Memory at War: Cultural Dynamics in Poland, Russia and Ukraine (MAW)

Project Participants

In post-communist Eastern Europe, disruptions of politics, trade, and security collide with paroxysms of suspicion that take the unusual shape of heated debates about the traumatic moments of the twentieth century. A Memory War is raging in Eastern Europe, a cultural conflict that is increasingly leading states in the region to act against their own economic and political interests. Understanding this conflict is the subject of a HERA Collaborative Research Project led by the University of Cambridge, ‘Memory at War: Cultural Dynamics in Poland, Russia, and Ukraine’ (MAW).

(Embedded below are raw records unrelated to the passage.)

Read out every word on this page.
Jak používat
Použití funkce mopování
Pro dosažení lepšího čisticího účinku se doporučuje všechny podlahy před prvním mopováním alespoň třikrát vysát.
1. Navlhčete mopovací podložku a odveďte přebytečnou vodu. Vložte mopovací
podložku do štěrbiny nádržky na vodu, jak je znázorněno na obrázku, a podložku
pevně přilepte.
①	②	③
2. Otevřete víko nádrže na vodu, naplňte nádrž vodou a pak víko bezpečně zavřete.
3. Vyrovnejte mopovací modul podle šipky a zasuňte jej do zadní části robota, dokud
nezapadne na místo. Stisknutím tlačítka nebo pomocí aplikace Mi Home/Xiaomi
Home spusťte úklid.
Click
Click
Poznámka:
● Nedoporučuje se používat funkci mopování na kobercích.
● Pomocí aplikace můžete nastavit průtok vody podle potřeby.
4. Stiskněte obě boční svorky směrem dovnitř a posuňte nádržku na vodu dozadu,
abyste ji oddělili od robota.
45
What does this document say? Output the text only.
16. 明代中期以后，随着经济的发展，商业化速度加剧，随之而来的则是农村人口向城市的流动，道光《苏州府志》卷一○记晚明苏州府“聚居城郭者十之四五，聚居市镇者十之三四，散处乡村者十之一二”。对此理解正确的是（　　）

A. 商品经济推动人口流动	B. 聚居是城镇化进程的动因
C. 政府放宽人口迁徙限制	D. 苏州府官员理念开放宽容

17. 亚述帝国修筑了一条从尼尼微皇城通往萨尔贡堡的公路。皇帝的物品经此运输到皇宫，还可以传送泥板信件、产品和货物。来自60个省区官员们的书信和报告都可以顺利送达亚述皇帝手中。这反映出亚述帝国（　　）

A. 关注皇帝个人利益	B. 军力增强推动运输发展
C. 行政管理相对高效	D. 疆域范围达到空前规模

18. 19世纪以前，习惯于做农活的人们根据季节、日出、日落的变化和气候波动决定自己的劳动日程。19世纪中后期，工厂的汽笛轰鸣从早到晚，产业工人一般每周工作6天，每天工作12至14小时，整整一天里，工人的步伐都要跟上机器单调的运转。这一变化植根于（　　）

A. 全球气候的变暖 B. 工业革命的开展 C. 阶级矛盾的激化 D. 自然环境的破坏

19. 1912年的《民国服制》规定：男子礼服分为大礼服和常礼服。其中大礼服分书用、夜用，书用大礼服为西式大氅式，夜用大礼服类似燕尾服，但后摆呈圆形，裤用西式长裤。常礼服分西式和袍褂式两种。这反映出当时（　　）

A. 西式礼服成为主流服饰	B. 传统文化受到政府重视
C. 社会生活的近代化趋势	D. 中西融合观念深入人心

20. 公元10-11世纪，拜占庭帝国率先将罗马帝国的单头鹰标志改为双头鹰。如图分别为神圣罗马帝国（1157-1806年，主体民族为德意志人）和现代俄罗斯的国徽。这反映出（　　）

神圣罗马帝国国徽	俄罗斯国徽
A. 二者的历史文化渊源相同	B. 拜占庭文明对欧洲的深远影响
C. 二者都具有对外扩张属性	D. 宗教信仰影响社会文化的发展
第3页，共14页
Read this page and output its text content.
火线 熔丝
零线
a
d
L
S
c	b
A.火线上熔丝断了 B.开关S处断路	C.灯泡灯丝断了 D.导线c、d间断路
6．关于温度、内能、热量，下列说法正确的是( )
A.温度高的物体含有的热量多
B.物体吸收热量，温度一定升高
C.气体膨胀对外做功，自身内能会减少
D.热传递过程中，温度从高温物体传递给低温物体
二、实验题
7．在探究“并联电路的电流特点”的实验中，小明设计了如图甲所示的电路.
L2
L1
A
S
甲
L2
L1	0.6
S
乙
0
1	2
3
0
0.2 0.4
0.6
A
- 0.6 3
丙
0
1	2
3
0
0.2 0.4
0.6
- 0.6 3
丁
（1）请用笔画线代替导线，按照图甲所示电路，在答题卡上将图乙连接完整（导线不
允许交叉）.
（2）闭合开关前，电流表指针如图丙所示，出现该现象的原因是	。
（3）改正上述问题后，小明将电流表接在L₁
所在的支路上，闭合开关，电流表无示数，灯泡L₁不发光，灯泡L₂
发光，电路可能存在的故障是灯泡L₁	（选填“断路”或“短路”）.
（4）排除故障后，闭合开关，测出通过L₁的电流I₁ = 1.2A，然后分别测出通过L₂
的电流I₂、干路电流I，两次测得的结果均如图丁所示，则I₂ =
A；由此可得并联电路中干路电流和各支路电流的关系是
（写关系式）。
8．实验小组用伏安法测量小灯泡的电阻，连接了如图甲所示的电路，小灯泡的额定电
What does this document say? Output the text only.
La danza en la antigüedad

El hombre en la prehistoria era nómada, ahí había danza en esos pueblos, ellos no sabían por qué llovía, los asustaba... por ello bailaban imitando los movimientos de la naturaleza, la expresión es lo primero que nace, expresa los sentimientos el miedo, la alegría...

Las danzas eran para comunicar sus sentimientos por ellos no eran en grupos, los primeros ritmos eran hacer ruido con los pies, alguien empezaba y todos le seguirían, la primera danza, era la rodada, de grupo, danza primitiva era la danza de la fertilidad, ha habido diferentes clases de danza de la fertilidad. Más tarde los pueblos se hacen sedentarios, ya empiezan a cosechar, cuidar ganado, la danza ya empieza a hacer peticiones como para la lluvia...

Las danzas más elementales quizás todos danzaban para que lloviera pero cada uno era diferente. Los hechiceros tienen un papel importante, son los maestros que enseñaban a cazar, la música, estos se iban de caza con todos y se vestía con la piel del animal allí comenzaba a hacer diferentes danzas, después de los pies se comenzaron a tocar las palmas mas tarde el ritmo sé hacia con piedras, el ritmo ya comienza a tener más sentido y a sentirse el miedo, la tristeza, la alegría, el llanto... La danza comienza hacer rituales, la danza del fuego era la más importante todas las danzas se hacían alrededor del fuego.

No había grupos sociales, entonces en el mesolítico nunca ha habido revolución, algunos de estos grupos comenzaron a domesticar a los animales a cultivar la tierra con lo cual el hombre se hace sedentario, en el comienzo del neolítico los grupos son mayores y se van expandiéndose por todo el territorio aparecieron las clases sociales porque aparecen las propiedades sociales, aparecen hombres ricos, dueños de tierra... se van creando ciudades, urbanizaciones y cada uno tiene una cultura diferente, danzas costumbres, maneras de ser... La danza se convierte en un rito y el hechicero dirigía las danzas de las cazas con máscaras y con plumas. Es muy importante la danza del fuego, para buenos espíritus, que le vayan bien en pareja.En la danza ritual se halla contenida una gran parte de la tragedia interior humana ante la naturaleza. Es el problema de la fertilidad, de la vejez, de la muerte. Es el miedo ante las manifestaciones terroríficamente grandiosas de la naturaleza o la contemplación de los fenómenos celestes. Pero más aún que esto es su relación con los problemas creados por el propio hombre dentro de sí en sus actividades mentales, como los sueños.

To understand the causes and consequences of this Memory War, the expertise of an interdisciplinary, transnational team of scholars in the humanities and social sciences needs to be brought to bear on complex cultural questions that elude the hard calculus of geopolitics. MAW mobilises the resources of five leading European universities from the United Kingdom, Norway, Finland, Estonia, and The Netherlands in order to develop a new, coherent framework for the study of memory in Eastern Europe. The working hypothesis of MAW is that the public memory of twentieth-century traumas mediates the variety of ways in which nations develop in post-socialist space. Indeed, while they all share tortured memories of World War II and Soviet socialism, Poland, Russia, and Ukraine are actualising their post-traumatic energies in remarkably different ways. By testing this hypothesis within the chronological frame of 1989-2013, the project seeks to understand the increasingly divisive relationship between Poland and Russia and between Ukraine and Russia; the renewed bonds of solidarity between Poland and Ukraine; and the internal conflicts in Ukraine.

To untangle the warring memories in the region, MAW first makes a critical contribution by developing a conceptual framework in which to study them. At the moment such a framework does not exist. The research methodologies of Memory Studies and Cultural Studies to the east of Berlin and Ljubljana are underdeveloped, and a growing division between Russianists and scholars of East/Central Europe does little to facilitate the comparative, transnational study needed today. Here the proposed MAW framework, involving a mapping of ‘memory events’, advances the boundaries of an emerging field. MAW proceeds to put this framework to use by tracing the movement of memory in and across Poland, Russia and Ukraine and by exploring its many trajectories in the spheres of new media, ‘history politics,’ international relations, and literature and film.